How can I begin transitioning from high school to college?

Doing well in college is about more than just academic skill. For instance, if you are moving far from home, you will face the challenge of living on your own. Your parents will not set your schedule or take you to club meetings or sporting events. You will need to do this while also exploring a new social circle and attending class.

Even if you are matriculating into a school close to home, you will be much more independent than ever before. This can, frankly, be a shock to the system, but your counselor can help you find ways to ease your transition.

What he or she suggests should be tailored to your needs and personality. If you are normally shy, your counselor may ask you to reach out to future classmates via social media. If you love sports, he or she may encourage you to research intramural leagues at your future home.


What is one piece of general advice you would give to all graduating seniors?

Even though each student is unique, there are certain similarities among high school experiences. Your high school counselor has worked with many students and likely has some perspective on post-high school life.

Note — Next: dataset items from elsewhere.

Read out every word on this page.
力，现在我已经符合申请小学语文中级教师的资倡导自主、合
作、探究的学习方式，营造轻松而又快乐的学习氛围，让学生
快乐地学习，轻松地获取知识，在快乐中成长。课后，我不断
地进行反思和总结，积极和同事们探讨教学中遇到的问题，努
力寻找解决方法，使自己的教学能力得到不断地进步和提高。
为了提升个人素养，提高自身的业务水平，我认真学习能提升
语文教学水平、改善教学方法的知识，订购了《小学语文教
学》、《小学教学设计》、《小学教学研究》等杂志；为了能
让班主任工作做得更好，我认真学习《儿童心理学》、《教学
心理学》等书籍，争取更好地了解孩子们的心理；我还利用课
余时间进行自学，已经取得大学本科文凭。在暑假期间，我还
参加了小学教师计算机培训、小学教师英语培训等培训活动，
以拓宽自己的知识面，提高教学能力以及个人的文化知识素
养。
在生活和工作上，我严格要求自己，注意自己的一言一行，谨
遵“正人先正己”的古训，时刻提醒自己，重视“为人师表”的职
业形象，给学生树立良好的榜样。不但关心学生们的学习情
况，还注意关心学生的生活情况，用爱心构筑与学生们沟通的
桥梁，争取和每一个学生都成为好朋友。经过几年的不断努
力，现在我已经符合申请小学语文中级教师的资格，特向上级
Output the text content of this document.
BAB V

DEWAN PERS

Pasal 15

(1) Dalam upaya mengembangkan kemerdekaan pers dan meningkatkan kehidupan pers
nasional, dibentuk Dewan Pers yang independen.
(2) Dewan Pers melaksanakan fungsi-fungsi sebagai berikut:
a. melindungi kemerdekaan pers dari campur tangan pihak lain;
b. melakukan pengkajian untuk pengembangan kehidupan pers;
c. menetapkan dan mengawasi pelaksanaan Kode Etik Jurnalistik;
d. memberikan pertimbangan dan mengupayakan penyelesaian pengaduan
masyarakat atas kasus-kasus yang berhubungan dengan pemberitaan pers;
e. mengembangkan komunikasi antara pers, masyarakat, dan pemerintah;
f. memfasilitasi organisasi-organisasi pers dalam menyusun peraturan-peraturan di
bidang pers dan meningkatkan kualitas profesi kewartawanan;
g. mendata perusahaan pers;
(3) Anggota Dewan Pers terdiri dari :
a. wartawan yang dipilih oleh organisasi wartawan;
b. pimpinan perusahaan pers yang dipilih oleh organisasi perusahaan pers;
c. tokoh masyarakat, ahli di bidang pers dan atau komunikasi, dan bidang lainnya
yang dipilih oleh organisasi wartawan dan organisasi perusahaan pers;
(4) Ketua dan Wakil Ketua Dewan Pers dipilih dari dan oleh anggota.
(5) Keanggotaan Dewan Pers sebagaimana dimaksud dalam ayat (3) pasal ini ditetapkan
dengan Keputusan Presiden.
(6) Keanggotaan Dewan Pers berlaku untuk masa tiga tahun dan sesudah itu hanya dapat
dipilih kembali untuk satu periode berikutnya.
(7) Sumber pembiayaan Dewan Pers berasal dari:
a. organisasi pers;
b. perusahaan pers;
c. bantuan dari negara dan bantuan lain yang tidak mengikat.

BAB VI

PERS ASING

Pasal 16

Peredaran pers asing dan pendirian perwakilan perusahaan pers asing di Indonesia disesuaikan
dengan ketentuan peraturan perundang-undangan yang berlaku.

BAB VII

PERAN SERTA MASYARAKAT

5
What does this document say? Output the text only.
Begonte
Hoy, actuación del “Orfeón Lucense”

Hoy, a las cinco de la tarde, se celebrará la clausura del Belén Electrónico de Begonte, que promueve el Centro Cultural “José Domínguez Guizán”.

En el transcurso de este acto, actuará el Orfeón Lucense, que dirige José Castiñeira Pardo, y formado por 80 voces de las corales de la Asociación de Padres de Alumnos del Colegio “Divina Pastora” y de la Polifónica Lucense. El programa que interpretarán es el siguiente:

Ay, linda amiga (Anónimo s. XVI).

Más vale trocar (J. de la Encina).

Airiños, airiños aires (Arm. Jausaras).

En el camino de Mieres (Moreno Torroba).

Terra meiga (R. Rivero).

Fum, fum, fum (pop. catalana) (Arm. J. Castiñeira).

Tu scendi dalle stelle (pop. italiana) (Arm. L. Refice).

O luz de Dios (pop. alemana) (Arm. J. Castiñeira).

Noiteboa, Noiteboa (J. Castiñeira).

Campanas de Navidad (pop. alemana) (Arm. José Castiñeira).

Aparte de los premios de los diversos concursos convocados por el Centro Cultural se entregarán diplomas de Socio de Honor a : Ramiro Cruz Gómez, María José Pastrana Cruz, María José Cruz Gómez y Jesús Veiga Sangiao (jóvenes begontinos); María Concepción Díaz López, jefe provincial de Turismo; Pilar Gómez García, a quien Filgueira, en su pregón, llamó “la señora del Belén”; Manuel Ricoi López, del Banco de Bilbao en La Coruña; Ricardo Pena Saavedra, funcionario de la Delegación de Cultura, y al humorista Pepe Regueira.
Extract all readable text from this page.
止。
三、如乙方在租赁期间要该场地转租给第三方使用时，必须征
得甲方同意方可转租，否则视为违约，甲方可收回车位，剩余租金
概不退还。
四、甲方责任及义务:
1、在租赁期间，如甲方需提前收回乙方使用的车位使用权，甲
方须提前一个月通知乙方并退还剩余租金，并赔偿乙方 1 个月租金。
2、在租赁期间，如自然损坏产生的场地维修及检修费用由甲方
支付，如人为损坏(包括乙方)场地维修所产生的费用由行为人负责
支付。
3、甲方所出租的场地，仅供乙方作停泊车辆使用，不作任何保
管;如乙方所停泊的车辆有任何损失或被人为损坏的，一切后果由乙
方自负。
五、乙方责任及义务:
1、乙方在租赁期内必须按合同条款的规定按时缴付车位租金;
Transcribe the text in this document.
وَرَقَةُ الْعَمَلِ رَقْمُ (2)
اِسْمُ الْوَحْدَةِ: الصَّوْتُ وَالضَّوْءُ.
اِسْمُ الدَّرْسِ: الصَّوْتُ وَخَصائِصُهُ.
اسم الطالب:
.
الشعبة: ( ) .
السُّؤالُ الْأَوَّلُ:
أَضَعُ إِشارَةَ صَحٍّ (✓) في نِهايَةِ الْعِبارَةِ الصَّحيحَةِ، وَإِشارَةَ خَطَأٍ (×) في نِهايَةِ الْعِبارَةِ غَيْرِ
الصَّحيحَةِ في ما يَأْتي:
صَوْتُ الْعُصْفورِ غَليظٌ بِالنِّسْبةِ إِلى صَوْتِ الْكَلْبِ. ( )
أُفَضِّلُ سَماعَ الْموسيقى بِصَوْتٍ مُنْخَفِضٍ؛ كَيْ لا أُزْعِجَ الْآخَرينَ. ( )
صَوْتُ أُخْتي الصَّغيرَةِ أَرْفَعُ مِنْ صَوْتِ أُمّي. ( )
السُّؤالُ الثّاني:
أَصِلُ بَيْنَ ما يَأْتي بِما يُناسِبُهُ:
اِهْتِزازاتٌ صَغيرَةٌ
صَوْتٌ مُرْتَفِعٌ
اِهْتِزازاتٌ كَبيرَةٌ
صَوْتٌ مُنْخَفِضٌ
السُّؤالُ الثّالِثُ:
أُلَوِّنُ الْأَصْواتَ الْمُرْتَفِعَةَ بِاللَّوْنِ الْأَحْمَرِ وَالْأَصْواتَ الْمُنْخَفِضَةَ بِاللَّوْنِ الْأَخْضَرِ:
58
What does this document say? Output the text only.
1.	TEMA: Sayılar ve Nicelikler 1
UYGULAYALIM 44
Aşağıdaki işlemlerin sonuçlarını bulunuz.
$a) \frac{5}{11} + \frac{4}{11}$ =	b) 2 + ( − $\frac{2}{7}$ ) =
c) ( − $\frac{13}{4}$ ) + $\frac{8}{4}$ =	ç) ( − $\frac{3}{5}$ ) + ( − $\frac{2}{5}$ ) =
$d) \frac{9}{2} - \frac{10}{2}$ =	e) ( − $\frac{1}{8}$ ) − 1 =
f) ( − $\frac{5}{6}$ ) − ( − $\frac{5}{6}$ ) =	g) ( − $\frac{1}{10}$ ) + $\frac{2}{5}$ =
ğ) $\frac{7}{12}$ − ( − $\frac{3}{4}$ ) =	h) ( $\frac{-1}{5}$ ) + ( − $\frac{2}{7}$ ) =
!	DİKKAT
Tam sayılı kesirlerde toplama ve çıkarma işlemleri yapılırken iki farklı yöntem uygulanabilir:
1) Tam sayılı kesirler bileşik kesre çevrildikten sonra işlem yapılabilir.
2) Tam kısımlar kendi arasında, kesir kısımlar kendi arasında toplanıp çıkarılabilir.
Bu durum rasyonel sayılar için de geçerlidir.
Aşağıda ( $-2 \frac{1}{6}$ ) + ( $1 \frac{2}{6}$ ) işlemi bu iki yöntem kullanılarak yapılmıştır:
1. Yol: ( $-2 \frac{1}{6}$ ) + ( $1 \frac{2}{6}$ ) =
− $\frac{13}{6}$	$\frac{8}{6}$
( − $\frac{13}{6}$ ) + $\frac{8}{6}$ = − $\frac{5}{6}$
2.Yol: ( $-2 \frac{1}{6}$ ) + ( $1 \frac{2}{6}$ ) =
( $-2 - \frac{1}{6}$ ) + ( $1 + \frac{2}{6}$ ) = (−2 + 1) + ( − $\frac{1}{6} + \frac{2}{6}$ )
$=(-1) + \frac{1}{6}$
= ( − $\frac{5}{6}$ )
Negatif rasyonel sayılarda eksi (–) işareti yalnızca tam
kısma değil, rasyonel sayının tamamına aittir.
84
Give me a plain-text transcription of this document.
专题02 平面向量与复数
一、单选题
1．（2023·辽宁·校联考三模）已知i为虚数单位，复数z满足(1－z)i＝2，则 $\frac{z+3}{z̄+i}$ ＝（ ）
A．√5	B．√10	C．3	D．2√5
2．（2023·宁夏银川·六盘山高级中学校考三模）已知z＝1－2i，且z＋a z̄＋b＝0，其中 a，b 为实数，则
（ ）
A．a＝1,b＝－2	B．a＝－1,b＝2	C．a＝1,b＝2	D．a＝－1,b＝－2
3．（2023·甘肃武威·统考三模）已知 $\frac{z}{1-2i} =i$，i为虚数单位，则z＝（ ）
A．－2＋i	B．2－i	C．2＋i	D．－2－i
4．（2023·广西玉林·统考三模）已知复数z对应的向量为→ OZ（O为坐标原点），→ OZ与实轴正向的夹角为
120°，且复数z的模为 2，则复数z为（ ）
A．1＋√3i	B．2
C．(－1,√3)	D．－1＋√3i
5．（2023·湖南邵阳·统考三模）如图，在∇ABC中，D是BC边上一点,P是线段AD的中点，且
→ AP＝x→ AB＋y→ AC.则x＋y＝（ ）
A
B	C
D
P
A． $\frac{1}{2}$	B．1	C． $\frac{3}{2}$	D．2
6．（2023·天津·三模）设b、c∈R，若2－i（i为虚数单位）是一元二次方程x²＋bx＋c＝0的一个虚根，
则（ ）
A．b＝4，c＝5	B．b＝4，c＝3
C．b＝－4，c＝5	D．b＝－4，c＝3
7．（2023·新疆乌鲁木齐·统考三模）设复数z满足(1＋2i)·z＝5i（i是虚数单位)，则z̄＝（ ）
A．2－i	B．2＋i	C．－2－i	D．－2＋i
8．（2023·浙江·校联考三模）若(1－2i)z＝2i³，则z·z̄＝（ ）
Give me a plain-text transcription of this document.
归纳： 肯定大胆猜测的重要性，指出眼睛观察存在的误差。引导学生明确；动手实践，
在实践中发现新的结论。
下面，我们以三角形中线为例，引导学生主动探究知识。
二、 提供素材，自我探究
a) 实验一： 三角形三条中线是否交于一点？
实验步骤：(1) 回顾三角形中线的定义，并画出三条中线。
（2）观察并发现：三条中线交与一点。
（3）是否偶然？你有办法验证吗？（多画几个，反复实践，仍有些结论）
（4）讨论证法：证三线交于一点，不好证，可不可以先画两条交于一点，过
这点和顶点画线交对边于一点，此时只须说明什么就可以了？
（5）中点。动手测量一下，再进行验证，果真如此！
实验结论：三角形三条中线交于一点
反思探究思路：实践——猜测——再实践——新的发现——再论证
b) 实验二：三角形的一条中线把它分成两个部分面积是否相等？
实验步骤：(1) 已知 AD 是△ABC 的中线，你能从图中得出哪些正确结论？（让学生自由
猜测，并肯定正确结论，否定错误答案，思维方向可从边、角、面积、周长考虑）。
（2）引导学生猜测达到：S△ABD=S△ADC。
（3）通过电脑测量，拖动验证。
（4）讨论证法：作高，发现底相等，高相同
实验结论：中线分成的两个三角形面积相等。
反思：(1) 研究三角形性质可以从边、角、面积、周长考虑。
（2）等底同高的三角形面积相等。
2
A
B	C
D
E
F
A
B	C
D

This is an open-ended question, so your counselor may have a scripted answer that he or she gives to all graduating seniors. Or your guidance counselor may tailor this piece of advice specifically to you. “Remember that college ends” is one such piece of advice. While this is obvious, it is easy to forget to live purely for the moment.


What career advice can you share?

College does end, and you will one day have to take that degree and parlay it into an employment opportunity. Senior year may be too early to plan your career, but it is not too early to begin thinking about it. Simply earning a college degree will not guarantee you a place in the world, although it does help a great deal. Many of the steps toward a great job start while you are in college.

Internships, independent study and professional connections will all play major roles in your future career. Your high school counselor can assist you in creating a plan to maximize the value of your time in college. There are numerous lessons you can learn from someone whose only job is to help you succeed. A guidance counselor may nudge you, but he or she will not grade you. Take advantage of this help, and position yourself to launch from your senior year of high school into college.